Un découpage commune par commune suppose de connaître précisément l’implantation des foyers, ce qui n’est jamais entièrement le cas puisque la connaissance repose sur les signalements. Un classement départemental évite cette difficulté et supprime l’effet de frontière — une commune non classée voisine d’une commune classée, où les mêmes colonies circulent sans que les mêmes obligations s’appliquent.
Ce choix a un coût pour les propriétaires, sous la forme d’un diagnostic supplémentaire à chaque vente, y compris dans des secteurs où aucun cas n’a jamais été signalé. Il a en contrepartie le mérite de la simplicité : dans l’Aude, la réponse à « suis-je concerné » est toujours la même.
Ce que cela change, selon votre situation
Le classement ne produit pas les mêmes effets pour un vendeur, un acquéreur et un maître d’ouvrage. Voici le point d’entrée de chacun.
Vous vendez
L’état relatif à la présence de termites est obligatoire, avec une validité de six mois à la date de la promesse ou de l’acte. Le calendrier compte autant que le document : voir vendre un logement en zone termites.
Vous achetez
Le diagnostic vous informe mais ne garantit rien sur les parties non visitées. Savoir le lire est ce qui distingue une information d’une fausse sécurité : voir le diagnostic termites.
Vous construisez
La protection à l’interface entre le sol et le bâtiment est obligatoire, et elle doit rester contrôlable : voir protection des constructions neuves.

Narbonne dans ce cadre
Narbonne n’a rien de particulier au regard du texte : elle est couverte comme le reste du département. Sa spécificité tient plutôt à son parc bâti et à son marché. Centre ancien dense aux constructions mitoyennes, faubourgs, maisons de ville sur caves, résidences récentes en périphérie et un marché de la transaction actif : chacune de ces situations pose la question différemment.
Dans le bâti ancien mitoyen, la difficulté principale est le périmètre. Une barrière chimique suppose un accès au pourtour du bâtiment, ce qui n’existe pas toujours quand deux façades sur quatre appartiennent aux voisins. C’est un des cas où les méthodes par appâts prennent l’avantage, comme l’explique la page traitement curatif.

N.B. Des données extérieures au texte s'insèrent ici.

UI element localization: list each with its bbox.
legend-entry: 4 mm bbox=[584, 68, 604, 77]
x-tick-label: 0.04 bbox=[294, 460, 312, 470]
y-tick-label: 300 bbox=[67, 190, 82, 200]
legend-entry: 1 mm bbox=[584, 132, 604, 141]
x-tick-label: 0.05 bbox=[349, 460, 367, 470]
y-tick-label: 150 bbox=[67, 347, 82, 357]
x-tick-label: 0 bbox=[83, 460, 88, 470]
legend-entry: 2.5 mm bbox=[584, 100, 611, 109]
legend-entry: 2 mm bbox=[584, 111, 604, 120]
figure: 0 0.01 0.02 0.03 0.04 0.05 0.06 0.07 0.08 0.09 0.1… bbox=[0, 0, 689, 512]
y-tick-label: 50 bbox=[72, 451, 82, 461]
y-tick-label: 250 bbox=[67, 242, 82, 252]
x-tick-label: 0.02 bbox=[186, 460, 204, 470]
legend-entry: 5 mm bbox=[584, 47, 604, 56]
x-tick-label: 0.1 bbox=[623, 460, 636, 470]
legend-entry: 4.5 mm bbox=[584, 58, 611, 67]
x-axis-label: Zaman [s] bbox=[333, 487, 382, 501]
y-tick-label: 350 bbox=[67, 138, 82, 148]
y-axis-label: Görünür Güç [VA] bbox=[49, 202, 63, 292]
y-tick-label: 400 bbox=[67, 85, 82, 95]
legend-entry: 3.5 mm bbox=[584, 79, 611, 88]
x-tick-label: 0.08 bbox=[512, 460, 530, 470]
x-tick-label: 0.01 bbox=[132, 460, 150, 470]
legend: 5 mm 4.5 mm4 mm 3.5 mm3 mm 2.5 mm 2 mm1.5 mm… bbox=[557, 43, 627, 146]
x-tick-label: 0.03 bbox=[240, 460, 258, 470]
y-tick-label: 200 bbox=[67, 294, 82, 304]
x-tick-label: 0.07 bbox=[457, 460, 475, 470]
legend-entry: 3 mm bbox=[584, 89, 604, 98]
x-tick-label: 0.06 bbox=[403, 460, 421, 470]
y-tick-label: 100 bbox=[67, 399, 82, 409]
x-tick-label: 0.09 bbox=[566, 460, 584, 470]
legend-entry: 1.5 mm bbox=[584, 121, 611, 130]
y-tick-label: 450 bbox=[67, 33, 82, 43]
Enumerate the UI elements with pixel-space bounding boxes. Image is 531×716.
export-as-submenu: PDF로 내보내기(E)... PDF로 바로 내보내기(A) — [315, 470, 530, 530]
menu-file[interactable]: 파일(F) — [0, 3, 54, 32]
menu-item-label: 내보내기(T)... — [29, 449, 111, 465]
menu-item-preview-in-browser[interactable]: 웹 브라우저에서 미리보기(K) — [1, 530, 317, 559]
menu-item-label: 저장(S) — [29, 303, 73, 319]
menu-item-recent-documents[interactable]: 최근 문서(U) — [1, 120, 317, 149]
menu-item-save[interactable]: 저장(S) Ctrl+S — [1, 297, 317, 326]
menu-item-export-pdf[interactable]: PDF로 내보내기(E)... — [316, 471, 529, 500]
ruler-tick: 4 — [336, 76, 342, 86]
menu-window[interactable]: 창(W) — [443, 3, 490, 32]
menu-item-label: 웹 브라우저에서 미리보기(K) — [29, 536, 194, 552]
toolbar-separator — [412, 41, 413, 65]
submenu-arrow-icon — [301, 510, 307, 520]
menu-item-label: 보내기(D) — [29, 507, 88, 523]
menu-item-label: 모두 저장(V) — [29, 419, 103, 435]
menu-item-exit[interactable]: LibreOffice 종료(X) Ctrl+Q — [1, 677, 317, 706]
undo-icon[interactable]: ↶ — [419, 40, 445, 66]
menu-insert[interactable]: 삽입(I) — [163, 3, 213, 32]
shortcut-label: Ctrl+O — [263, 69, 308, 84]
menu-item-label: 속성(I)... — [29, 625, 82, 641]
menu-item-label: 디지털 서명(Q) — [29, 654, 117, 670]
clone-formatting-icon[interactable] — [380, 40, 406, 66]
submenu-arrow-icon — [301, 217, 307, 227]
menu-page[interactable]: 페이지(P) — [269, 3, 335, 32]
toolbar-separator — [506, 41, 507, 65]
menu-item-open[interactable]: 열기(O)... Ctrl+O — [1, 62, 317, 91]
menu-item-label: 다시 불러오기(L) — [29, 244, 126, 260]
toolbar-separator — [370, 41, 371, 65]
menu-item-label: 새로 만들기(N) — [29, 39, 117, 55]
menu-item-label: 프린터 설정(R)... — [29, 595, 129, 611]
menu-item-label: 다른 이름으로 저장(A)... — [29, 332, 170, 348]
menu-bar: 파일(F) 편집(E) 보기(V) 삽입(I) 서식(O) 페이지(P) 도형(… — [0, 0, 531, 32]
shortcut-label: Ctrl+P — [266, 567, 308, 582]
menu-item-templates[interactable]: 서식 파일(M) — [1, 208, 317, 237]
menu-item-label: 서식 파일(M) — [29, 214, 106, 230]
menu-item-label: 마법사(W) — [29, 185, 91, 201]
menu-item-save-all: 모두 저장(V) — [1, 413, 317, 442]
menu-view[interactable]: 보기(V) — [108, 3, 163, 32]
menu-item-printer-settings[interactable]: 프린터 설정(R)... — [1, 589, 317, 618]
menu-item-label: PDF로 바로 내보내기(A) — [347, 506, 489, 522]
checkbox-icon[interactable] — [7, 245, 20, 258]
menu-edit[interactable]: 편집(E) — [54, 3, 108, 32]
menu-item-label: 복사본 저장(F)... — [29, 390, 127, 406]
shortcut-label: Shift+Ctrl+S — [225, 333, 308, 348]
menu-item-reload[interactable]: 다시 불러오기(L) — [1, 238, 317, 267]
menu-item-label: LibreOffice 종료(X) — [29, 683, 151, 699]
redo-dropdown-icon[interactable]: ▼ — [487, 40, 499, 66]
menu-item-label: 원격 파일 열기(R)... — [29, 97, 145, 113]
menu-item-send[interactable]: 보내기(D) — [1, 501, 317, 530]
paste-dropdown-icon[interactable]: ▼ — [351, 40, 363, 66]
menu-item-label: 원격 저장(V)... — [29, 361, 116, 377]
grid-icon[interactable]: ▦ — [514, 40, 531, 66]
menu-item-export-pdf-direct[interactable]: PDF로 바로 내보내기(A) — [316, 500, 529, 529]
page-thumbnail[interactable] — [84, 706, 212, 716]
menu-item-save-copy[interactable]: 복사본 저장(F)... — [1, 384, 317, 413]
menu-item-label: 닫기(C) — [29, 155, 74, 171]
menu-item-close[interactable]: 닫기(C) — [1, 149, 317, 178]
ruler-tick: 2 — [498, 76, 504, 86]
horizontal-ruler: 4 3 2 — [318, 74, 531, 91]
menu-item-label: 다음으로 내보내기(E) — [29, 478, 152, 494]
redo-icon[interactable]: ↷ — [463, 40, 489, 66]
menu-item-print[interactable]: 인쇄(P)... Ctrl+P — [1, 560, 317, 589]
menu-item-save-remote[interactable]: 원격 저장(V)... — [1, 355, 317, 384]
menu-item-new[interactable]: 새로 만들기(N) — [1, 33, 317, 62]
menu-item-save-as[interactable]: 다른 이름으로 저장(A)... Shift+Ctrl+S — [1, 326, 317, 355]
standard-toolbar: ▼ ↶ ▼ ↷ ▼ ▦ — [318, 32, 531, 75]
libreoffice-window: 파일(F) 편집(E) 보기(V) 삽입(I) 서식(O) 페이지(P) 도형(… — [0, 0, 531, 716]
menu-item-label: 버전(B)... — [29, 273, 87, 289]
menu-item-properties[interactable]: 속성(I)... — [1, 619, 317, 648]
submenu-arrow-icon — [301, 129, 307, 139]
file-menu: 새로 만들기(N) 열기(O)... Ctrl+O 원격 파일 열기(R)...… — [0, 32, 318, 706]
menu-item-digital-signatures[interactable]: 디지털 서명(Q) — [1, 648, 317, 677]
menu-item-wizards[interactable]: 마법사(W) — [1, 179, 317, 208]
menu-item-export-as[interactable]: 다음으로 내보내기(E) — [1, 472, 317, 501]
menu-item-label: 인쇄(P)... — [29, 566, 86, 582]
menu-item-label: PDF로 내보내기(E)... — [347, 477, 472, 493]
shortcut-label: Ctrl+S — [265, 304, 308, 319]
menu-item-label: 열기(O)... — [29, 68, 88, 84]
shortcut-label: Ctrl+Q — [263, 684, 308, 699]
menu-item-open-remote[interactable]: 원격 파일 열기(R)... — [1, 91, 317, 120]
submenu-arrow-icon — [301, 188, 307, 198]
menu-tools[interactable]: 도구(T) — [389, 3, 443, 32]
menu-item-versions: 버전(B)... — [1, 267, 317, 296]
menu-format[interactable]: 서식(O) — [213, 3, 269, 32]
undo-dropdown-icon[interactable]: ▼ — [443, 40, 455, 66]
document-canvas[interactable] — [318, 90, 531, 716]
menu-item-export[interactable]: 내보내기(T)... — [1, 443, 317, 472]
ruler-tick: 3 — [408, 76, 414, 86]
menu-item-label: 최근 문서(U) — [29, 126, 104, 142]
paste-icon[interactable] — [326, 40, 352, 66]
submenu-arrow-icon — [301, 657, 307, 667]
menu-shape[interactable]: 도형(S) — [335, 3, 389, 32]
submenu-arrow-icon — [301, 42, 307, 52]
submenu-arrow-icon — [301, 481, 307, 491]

Dans les maisons sur cave ou vide sanitaire, l’avantage est inverse : l’interface entre le sol et le bâti est visitable, donc les cordonnets se voient. Une inspection régulière du sous-sol y vaut mieux que n’importe quel dispositif, et elle ne coûte rien.
Enfin, pour les constructions récentes, la question n’est pas de savoir si une protection a été posée — elle est obligatoire depuis longtemps — mais si elle est restée contrôlable. Un remblai, une terrasse coulée contre la façade ou un massif planté au pied d’un mur peuvent neutraliser un dispositif parfaitement conforme à la livraison.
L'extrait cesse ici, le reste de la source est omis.